In the Netflix series, Alison Brie (Community, Mad Men) plays a comically unskilled actress who auditions for a comically unskilled B-movie director played by Marc Maron. Maron's character is assembling the league for a rich kid who's bankrolling it all. Maron is perfectly cast as a reprobate director fully aware of how screwed up he is, while Brie plays a clueless, plucky woman whose knack for making terrible decisions is matched only by her yawning lack of acting talent. Throw in Nurse Jackie's Betty Gilpin as a cheated-on, suddenly single mother who lands in GLOW after a stint on a soap opera, and you have the makings of a compelling, sardonic, occasionally heartwarming series about the creation of a low-rent show.

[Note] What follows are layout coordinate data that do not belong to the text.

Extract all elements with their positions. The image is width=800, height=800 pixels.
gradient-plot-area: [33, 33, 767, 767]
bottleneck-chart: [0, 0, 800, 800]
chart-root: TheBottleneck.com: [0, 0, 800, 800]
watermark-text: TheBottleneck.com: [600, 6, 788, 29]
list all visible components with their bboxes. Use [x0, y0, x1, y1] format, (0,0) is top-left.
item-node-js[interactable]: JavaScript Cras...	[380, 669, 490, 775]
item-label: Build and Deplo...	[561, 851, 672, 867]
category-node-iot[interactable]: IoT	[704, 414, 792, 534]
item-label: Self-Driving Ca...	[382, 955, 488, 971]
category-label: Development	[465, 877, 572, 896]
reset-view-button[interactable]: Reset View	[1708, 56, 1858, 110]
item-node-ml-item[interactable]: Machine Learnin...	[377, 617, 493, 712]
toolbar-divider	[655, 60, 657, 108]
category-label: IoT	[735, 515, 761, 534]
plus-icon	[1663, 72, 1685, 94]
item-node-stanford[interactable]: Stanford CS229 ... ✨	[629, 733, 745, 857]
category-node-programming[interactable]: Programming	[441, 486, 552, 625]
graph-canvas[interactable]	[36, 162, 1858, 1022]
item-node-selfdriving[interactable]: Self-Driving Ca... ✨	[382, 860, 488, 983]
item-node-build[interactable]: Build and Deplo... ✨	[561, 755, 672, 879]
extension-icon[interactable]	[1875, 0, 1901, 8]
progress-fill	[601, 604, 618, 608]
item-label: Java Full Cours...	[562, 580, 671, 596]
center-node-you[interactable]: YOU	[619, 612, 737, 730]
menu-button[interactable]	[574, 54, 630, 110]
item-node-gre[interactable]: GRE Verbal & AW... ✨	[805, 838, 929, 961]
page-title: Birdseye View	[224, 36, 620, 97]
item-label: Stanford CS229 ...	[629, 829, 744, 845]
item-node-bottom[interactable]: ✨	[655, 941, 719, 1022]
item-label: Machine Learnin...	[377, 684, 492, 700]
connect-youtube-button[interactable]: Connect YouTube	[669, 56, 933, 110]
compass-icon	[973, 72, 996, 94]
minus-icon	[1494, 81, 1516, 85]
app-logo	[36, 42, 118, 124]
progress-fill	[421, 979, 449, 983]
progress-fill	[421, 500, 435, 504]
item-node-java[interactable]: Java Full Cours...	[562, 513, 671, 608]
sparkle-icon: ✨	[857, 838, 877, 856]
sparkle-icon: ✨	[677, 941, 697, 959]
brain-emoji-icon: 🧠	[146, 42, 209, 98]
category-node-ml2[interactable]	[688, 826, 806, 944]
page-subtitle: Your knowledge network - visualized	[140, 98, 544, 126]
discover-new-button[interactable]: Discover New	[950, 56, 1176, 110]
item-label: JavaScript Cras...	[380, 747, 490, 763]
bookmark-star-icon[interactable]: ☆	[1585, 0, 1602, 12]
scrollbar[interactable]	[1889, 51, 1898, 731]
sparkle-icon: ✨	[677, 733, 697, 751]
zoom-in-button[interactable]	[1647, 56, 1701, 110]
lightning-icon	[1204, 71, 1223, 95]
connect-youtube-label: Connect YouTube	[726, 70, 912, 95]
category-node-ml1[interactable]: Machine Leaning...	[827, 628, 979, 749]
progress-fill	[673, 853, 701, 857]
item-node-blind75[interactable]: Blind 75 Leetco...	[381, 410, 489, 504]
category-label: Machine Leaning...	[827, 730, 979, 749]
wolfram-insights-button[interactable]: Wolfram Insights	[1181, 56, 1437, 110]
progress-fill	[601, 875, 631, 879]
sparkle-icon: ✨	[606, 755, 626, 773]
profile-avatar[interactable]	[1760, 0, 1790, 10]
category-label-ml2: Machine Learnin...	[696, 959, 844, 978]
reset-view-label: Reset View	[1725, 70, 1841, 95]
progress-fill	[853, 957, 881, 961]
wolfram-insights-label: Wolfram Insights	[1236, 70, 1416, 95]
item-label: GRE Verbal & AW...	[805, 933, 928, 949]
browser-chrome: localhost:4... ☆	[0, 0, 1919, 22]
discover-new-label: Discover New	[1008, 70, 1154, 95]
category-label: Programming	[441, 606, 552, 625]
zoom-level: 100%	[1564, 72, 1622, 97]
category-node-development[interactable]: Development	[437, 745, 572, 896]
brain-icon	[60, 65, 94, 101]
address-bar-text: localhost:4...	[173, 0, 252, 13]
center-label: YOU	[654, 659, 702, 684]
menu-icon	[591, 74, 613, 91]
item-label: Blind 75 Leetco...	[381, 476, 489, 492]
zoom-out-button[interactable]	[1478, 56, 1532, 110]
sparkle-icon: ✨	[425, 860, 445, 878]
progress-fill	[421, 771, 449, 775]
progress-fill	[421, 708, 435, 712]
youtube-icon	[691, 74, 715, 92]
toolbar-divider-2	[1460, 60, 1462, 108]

GLOW is a loving look at a hair-brained scheme developed during an awkward age, as the neon glitz of the 1970s became the cynical, money-obsessed 1980s. The time period depicted feels like the only pop culture moment when GLOW could have been a thing. And in the same way the wrestling league surprised viewers 30 years ago, viewers may be surprised to find Netflix's GLOW is one of the best new shows they'll see this summer.